Updated on February 23, 2012

In September 2010, Asghar Farhadi was banned from making the films in Iran by its Ministry of Culture when he commented on during an awards ceremony about several exiled or imprisoned fellow filmmakers. Eventually, Asghar apologized and the decision was reversed.

He apologized because he wanted to make the current Golden Globe best Foreign Film winner, Iran's "A Separation", and may win an Oscar as Best Foreign Film. The film cost $500,000 and has reaped $11 million worldwide. Iran's Ministry of Culture did not support the film, yet, the US did, with $25,000 from the Motion Picture Academy. The film was well received from the start in many languages and nearly all of the movie reviews in the US and elsewhere indicate it is a "must see foreign film" since premiering in Feb. 2011. One reviewer said, " Recalls classic Hitchcock and a feel for ethical nuance that is all his own, Farhadi has hit upon a story about men and women, children and parents, justice and religion in today’s Iran". Famed, Roger Ebert movie critic called it, " a masterpiece that will be watched decades from now".

Yet, despite the praise, Iran and its pressed has trashed the film as "anti-Iranian for its portrayal of social class differences and economic hardships", then Iran's Ministry of Culture (which also banned squirt gun fights by teens in parks) closed the House of Cinema, where most Iranian movies are made because it felt that it might be a place where anti-government sentiment may ferment. Iran has elections in March. Iranian reformists and Green Revolution have called a boycott because it is not democratic, so the election is between the conservatives, namely between Ayatollah Ali Khamenei and Mahmoud Ahmadinejad. What a choice between the worse of two evils!

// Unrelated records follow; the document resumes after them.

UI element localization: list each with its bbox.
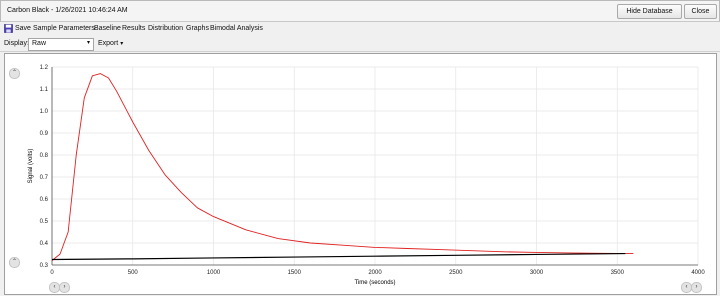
menu-save[interactable]: Save: [15, 25, 31, 32]
display-select-value: Raw: [32, 40, 47, 47]
menu-results[interactable]: Results: [122, 25, 145, 32]
menu-graphs[interactable]: Graphs: [186, 25, 209, 32]
menu-bar: Save Sample Parameters Baseline Results …: [0, 22, 720, 36]
x-tick-label: 1500: [288, 270, 302, 276]
y-tick-label: 1.1: [40, 87, 49, 93]
export-caret-icon: ▾: [120, 41, 124, 47]
chart-panel: 0 500 1000 1500 2000 2500 3000 3500 4000 0.3 0.4 0.…: [4, 53, 717, 295]
close-button[interactable]: Close: [684, 4, 717, 19]
chart-series: [51, 73, 634, 261]
x-axis-label: Time (seconds): [354, 280, 395, 286]
y-tick-label: 0.8: [40, 153, 49, 159]
y-tick-label: 1.0: [40, 109, 49, 115]
y-zoom-top-icon[interactable]: ⌃: [9, 68, 20, 79]
y-tick-label: 0.3: [40, 263, 49, 269]
export-menu[interactable]: Export ▾: [98, 40, 123, 47]
display-select[interactable]: Raw ▾: [28, 38, 94, 51]
y-tick-label: 0.4: [40, 241, 49, 247]
x-tick-label: 1000: [207, 270, 221, 276]
toolbar: Display: Raw ▾ Export ▾: [0, 37, 720, 52]
x-tick-label: 3000: [530, 270, 544, 276]
menu-baseline[interactable]: Baseline: [94, 25, 121, 32]
hide-database-button[interactable]: Hide Database: [617, 4, 682, 19]
series-line-1: [51, 252, 626, 261]
x-tick-label: 3500: [611, 270, 625, 276]
y-tick-label: 0.7: [40, 175, 49, 181]
chart-grid: [51, 66, 699, 266]
y-axis-label: Signal (volts): [28, 149, 34, 184]
series-line-0: [51, 73, 634, 261]
x-end-right-icon[interactable]: ›: [691, 282, 702, 293]
x-tick-label: 2500: [449, 270, 463, 276]
menu-distribution[interactable]: Distribution: [148, 25, 183, 32]
x-tick-label: 500: [128, 270, 139, 276]
y-zoom-bottom-icon[interactable]: ⌃: [9, 257, 20, 268]
dropdown-arrow-icon: ▾: [86, 40, 90, 46]
y-tick-label: 0.6: [40, 197, 49, 203]
x-tick-label: 0: [50, 270, 54, 276]
menu-sample-parameters[interactable]: Sample Parameters: [33, 25, 95, 32]
y-tick-label: 0.5: [40, 219, 49, 225]
x-scroll-right-icon[interactable]: ›: [59, 282, 70, 293]
x-tick-label: 2000: [368, 270, 382, 276]
x-tick-label: 4000: [691, 270, 705, 276]
save-icon[interactable]: [4, 24, 13, 33]
signal-chart: 0 500 1000 1500 2000 2500 3000 3500 4000 0.3 0.4 0.…: [28, 65, 706, 286]
display-label: Display:: [4, 40, 29, 47]
chart-tick-labels: 0 500 1000 1500 2000 2500 3000 3500 4000 0.3 0.4 0.…: [40, 65, 706, 276]
export-label: Export: [98, 40, 119, 47]
y-tick-label: 0.9: [40, 131, 49, 137]
y-tick-label: 1.2: [40, 65, 49, 71]
window-title: Carbon Black - 1/26/2021 10:46:24 AM: [7, 7, 128, 14]
menu-bimodal-analysis[interactable]: Bimodal Analysis: [210, 25, 263, 32]
window-titlebar: Carbon Black - 1/26/2021 10:46:24 AM Hid…: [0, 0, 720, 22]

Iranian film is heavily regulated and even this film was as it passed through censors as to what Iran wants the the world to see about it society, yet, despite the film's accolades, Iran's government feels like the House of Cinema was a den of suspicious activity against Iran. The odd thing is that the film was submitted to the international film awards by the very same government!

The movie itself is about a divorce between Nader and Simin after fourteen years of marriage and live with their eleven-year-old daughter Termeh in Tehran. They are upper class, and one parent wants to leave Iran with child. The problem is that a family relative with Alzheimer disease cannot be just be abandoned. After a petition for divorce is denied in their Family Court, the couple splits up and one moves back in with their parents. To take care of the relative while at work, they hire a low class woman who is deeply religious and pregnant which complicates things in taking care of him. So much so, through deception, she is able to get her husband hired also to help her. He is arrested for excessive debt before he can start. The caretaker ties the relative to bed and upon discovering it, the employer goes into a rage, an argument ensues, until tempers flare and the employer pushes her down the stairs and suffers a miscarriage.The morality of all of the characters are called into question as it is revealed in court scenes. Because the employer could go to jail, some of the film is about this.

The film in engrossing as one gets a window into Iran's society even in scenes that are back drops or what it is like in Tehran.